President Jeffrey S. Lehman ’77 delivered a Thanksgiving message yesterday afternoon at a multi-faith service held at Temple Beth-El in downtown Ithaca. Lehman offered the main address in a service that featured speakers representing several area congregations, including Temple Beth-El; St. Paul’s United Methodist Church; St Luke’s Lutheran Church; First Church of Christ, Scientist; Forest Home Chapel; Congregation Tikkun V’Or Ithaca Reform Temple; and the Baha’i faith.
The theme of the service was “Focus on Children” and the speakers, who included several children, tailored their remarks to this theme.
Lehman’s speech encompassed both the ideas and history of Thanksgiving and a reflection on the importance of children and remembering the less fortunate around the world.
“Children help to create a community of parents,” Lehman said, discussing everyday experiences common to all parents that create a sense of shared understanding that bring strangers together.
In further analyzing the role of children in society, Lehman said, “Children are important to all humanity because they bring energy and hope to the world.” Discussing the meaning and history of Thanksgiving, Lehman talked about Thanksgiving as a time to come together as a community.
“The pilgrims were thanking God for food and freedom.
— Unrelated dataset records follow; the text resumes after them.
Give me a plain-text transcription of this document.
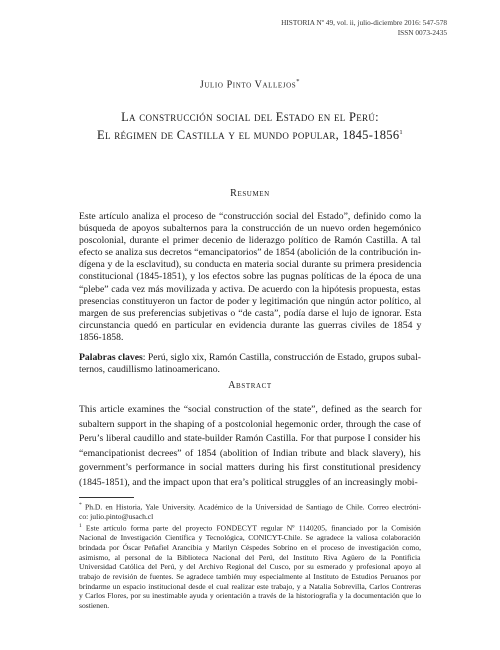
HISTORIA Nº 49, vol. ii, julio-diciembre 2016: 547-578
ISSN 0073-2435
Julio Pinto Vallejos*
La construcción social del Estado en el Perú:
El régimen de Castilla y el mundo popular, 1845-1856$^1$
Resumen
Este artículo analiza el proceso de “construcción social del Estado”, definido como la
búsqueda de apoyos subalternos para la construcción de un nuevo orden hegemónico
poscolonial, durante el primer decenio de liderazgo político de Ramón Castilla. A tal
efecto se analiza sus decretos “emancipatorios” de 1854 (abolición de la contribución in-
dígena y de la esclavitud), su conducta en materia social durante su primera presidencia
constitucional (1845-1851), y los efectos sobre las pugnas políticas de la época de una
“plebe” cada vez más movilizada y activa. De acuerdo con la hipótesis propuesta, estas
presencias constituyeron un factor de poder y legitimación que ningún actor político, al
margen de sus preferencias subjetivas o “de casta”, podía darse el lujo de ignorar. Esta
circunstancia quedó en particular en evidencia durante las guerras civiles de 1854 y
1856-1858.
Palabras claves: Perú, siglo xix, Ramón Castilla, construcción de Estado, grupos subal-
ternos, caudillismo latinoamericano.
Abstract
This article examines the “social construction of the state”, defined as the search for
subaltern support in the shaping of a postcolonial hegemonic order, through the case of
Peru’s liberal caudillo and state-builder Ramón Castilla. For that purpose I consider his
“emancipationist decrees” of 1854 (abolition of Indian tribute and black slavery), his
government’s performance in social matters during his first constitutional presidency
(1845-1851), and the impact upon that era’s political struggles of an increasingly mobi-
* Ph.D. en Historia, Yale University. Académico de la Universidad de Santiago de Chile. Correo electróni-
co: julio.pinto@usach.cl
$^1$ Este artículo forma parte del proyecto FONDECYT regular Nº 1140205, financiado por la Comisión
Nacional de Investigación Científica y Tecnológica, CONICYT-Chile. Se agradece la valiosa colaboración
brindada por Óscar Peñafiel Arancibia y Marilyn Céspedes Sobrino en el proceso de investigación como,
asimismo, al personal de la Biblioteca Nacional del Perú, del Instituto Riva Agüero de la Pontificia
Universidad Católica del Perú, y del Archivo Regional del Cusco, por su esmerado y profesional apoyo al
trabajo de revisión de fuentes. Se agradece también muy especialmente al Instituto de Estudios Peruanos por
brindarme un espacio institucional desde el cual realizar este trabajo, y a Natalia Sobrevilla, Carlos Contreras
y Carlos Flores, por su inestimable ayuda y orientación a través de la historiografía y la documentación que lo
sostienen.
Both sides [the Native Americans and the Pilgrims] put their religious and political differences aside,” Lehman said.
Lehman went on to talk about the subsequent history of the Thanksgiving holiday, which, he said, did not exist in its current form until the 19th century. New York was the first state to declare a Thanksgiving holiday in 1830, and the holiday was finally recognized nationally in the 1860’s by former President Abraham Lincoln.
According to Lehman, former President Franklin D. Roosevelt declared the fourth Thursday in November as Thanksgiving in order to extend the holiday shopping season. Twenty-three Democratic governors followed suit in their states, while 23 Republican governors ignored Roosevelt and declared Thanksgiving to be the fifth Thursday in November. Texas and Colorado declared both days as holidays.
Lehman returned to the afternoon’s theme of children to conclude his speech. “It is not yet true that all children will receive adequate health care or not go to bed hungry. We need to confront the disparities in resources in schools and families,” Lehman said.
The service was organized by Area Congregations Together (ACT), a local organization of religious congregations committed to community service and interfaith understanding.
“It’s an organization of any congregation that’s willing to participate,” said Roy Wollney, a board member of ACT. ACT is perhaps best known for its annual CROP Walk, an event held downtown to raise money to combat hunger. In addition to individual walkers and fundraisers, various local and national businesses participated in the event, ranging from the Ithaca Farmers Market to Wal-Mart.
“Twenty-five percent [of the donated] food goes locally and the rest is distributed all over the world,” Wollney said.
The audience consisted of members of the Ithaca community, ranging from children to seniors. The temple was filled, with extra chairs provided to accommodate the overflow. After the services, a reception was held in the basement.
“My daughter participated in the beginning of the service. I really am delighted for all the people who came here who don’t usually come to our congregation,” said Marjorie Hoffman, a member of Temple Beth-El.